On July 23, 2020, in an effort to increase transparency in commercial financings so borrowers may make more informed decisions, the New York State legislature passed a bill, S5470B, which currently awaits the Governor’s signature. The bill requires certain commercial financing providers to disclose to recipients critical information about the amount, pricing, and terms of specific commercial financings, upon making the offers. This information must be disclosed in uniform formatting, to be determined by the New York State Department of Financial Services (NYDFS), which is tasked with issuing regulations to implement the bill.
While many federal and state laws require creditors to disclose to borrowers the cost of borrowing money, these laws generally apply to loans originated for personal, family, or household purposes and do not extend to commercial loans. States are increasingly focused on commercial financing and have concentrated on requiring the disclosure of key financing terms in a standard format. Specifically, state regulators have expressed concern that small businesses that may struggle to access bank loans, especially during an economic downturn, are particularly vulnerable to opaque lending practices. New York is the second state to require disclosures of key terms in certain commercial financings, after California enacted a similar bill in September of 2018.
S5470B would add a new Article 8, Commercial Financing, to New York’s Financial Services Law. Although the bill is intended to benefit small businesses, the disclosure obligations are triggered not by the size of the recipient, but rather by the provider and the type and amount of financing.
In particular, the disclosure obligations apply to a “provider,” defined as a person or entity that extends a specific offer of commercial financing to a recipient. “Provider” is defined to include a person or entity who solicits and presents specific commercial financing offers on behalf of a third party. However, extending a specific offer or providing disclosures for commercial financing will not necessarily be construed under the bill to mean that a provider is originating commercial financing.
The bill excludes the following from the definition of providers:
The bill covers five categories of commercial financing: (1) sales-based financing; (2) closed-end commercial financing; (3) open-end commercial financing; (4) factoring transactions; and (5) other forms of financing that do not fit into any of the previous four categories, but that otherwise meet the bill’s definition of “commercial financing,” which is limited to financing that the recipient does not intend to use for personal, family, or household purposes.
Certain commercial financing offers are exempt from the bill’s requirements, including those secured by real property, certain leases, and individual commercial financing transactions above $500,000.

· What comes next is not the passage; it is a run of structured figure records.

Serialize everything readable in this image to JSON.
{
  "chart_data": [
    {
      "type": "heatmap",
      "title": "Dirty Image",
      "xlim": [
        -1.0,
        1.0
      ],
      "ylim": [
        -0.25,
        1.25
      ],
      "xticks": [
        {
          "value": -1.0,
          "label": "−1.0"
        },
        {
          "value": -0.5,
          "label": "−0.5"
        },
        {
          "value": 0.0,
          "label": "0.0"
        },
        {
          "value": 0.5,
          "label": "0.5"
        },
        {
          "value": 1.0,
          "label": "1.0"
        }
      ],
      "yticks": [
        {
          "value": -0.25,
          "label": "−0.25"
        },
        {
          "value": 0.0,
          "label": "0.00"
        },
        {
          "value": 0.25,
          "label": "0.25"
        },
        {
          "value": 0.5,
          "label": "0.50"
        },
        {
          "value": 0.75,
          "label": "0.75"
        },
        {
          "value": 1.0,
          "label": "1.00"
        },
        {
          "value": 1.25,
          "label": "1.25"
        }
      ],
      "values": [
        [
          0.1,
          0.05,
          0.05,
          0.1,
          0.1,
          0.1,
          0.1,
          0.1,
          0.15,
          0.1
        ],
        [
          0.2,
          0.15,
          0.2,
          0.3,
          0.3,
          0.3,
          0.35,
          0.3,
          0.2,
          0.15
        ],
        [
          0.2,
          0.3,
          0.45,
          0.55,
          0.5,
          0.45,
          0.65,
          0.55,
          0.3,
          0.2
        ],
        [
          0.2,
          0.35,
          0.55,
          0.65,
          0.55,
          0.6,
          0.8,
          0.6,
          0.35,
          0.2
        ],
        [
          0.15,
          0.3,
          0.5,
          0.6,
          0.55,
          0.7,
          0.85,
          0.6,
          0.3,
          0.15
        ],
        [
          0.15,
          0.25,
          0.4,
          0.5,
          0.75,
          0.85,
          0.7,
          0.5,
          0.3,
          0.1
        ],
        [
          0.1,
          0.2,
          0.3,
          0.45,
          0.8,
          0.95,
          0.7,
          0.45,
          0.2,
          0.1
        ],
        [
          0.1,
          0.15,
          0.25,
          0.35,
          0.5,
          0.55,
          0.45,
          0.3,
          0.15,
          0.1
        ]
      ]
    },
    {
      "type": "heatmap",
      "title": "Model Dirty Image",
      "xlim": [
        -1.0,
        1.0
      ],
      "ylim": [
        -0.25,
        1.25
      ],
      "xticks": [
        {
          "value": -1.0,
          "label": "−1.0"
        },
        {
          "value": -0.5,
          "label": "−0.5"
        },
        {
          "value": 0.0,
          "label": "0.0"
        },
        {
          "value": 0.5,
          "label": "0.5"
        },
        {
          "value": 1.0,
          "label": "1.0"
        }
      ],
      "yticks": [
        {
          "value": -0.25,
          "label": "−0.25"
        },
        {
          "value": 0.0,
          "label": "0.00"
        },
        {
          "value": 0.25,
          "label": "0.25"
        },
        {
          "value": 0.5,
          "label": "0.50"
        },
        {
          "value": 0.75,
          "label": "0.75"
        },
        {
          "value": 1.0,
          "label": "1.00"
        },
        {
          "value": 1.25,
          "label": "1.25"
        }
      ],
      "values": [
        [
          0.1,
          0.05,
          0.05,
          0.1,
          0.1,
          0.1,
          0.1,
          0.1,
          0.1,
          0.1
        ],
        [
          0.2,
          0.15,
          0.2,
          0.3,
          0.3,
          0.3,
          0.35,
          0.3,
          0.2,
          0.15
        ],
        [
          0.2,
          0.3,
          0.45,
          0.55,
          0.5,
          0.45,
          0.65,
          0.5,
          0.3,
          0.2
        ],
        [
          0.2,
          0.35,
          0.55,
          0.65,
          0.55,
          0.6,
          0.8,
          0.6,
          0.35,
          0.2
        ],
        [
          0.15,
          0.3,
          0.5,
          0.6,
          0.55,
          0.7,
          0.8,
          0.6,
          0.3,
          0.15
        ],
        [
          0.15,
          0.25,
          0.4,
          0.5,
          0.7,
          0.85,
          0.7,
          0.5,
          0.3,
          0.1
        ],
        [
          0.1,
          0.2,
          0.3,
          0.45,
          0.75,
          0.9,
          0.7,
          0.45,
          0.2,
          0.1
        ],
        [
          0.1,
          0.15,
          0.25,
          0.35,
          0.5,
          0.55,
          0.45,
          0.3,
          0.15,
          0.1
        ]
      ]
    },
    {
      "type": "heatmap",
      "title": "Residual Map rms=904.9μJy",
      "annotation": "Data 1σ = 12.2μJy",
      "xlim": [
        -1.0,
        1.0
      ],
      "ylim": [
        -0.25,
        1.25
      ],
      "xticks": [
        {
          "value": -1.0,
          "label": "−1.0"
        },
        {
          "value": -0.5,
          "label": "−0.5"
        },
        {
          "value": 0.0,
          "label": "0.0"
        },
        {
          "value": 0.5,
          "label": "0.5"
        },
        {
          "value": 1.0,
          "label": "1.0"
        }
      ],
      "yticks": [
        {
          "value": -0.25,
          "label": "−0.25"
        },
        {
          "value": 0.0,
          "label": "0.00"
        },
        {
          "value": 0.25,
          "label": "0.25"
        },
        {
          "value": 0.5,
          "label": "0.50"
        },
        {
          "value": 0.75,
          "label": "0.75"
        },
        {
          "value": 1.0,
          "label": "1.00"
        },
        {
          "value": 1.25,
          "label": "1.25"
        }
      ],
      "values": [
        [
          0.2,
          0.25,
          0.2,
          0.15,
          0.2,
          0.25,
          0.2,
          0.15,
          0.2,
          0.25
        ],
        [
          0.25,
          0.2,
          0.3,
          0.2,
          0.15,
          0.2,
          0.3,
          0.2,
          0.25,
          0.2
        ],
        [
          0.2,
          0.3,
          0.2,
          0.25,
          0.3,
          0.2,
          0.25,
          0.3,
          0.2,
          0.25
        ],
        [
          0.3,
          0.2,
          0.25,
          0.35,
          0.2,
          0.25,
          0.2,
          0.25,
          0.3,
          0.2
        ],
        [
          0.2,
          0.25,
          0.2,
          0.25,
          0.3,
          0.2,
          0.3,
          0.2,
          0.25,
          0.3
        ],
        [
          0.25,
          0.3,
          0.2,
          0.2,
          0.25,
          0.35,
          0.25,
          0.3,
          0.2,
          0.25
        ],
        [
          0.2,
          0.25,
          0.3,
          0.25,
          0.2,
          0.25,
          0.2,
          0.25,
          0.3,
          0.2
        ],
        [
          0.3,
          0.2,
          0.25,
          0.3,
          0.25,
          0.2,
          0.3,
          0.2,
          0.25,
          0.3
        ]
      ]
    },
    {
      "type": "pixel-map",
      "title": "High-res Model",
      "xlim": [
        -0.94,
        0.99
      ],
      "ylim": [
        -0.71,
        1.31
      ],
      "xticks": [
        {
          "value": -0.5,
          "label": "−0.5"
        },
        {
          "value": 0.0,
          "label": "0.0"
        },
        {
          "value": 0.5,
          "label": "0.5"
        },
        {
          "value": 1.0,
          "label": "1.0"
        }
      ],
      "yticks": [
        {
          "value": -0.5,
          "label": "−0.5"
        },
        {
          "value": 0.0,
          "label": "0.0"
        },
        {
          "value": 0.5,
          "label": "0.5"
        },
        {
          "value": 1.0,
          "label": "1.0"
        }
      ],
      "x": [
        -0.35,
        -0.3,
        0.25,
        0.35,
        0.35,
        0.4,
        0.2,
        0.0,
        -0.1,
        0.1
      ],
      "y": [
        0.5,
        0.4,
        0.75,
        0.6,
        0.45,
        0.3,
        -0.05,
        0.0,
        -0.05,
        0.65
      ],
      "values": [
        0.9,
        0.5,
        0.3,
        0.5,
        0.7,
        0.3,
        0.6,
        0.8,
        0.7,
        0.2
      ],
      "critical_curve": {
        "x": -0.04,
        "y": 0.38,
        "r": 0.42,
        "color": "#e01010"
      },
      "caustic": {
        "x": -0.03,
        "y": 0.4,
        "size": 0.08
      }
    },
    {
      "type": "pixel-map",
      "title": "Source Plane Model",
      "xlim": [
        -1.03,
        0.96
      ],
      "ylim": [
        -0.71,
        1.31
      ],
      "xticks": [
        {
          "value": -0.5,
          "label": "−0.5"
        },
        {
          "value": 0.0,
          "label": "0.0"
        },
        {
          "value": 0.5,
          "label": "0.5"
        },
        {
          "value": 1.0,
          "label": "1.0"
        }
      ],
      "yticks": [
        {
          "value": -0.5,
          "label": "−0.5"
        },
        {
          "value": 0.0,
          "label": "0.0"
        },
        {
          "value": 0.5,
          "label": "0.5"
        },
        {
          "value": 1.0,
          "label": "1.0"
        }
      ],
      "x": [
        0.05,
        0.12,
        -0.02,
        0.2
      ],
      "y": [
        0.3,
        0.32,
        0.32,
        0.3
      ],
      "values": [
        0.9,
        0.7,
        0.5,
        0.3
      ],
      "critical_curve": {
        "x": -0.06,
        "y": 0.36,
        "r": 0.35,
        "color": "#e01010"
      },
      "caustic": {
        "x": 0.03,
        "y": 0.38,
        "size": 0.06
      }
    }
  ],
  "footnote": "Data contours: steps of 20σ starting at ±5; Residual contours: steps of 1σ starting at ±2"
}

If the bill is enacted, providers will be required to provide recipients with certain disclosures at the time the offer is extended, and the recipient must sign the disclosures before proceeding with the application. The disclosure requirements vary based on the five categories of commercial financing listed above and may include the following:
Providers may make additional disclosures, but those must be segregated from the mandatory disclosures. If a provider is disclosing additional metrics of financing cost in the commercial financing application process, use of the terms “rate” and “interest” is restricted. Any extra metrics cannot be presented as a “rate,” unless describing the annual interest rate or APR. “Interest,” when used to describe a percentage rate, cannot be used unless describing APRs, such as the annual interest rate.
While the bill assigns civil penalties of up to $2,000 per violation or up to $10,000 for each willful violation, the NYDFS may order additional penalties, including but not limited to, injunctions on behalf of affected borrowers. The NYDFS is also authorized to issue related rules, including regarding enforcement, disclosure formatting that will allow recipients to easily compare their financing options, and the calculation of metrics required to be disclosed. The last category is of primary importance, as accurate disclosures will depend upon precise calculation guidance from the NYDFS.
If signed into law, the bill will be effective on the 180th day after the date of enactment. However, the bill does not address whether the effective date may be adjusted based on when the NYDFS finalizes its implementing regulations.
S5470B indicates a concern among regulators regarding transparency in lending and may even signal a trend of extending consumer-style transparency (e.g., TILA-like disclosures) to commercial lending.
 A recipient is defined in the bill as a person or entity “who applies for commercial financing and is made a specific offer of commercial financing by a provider.” See Section 801(i).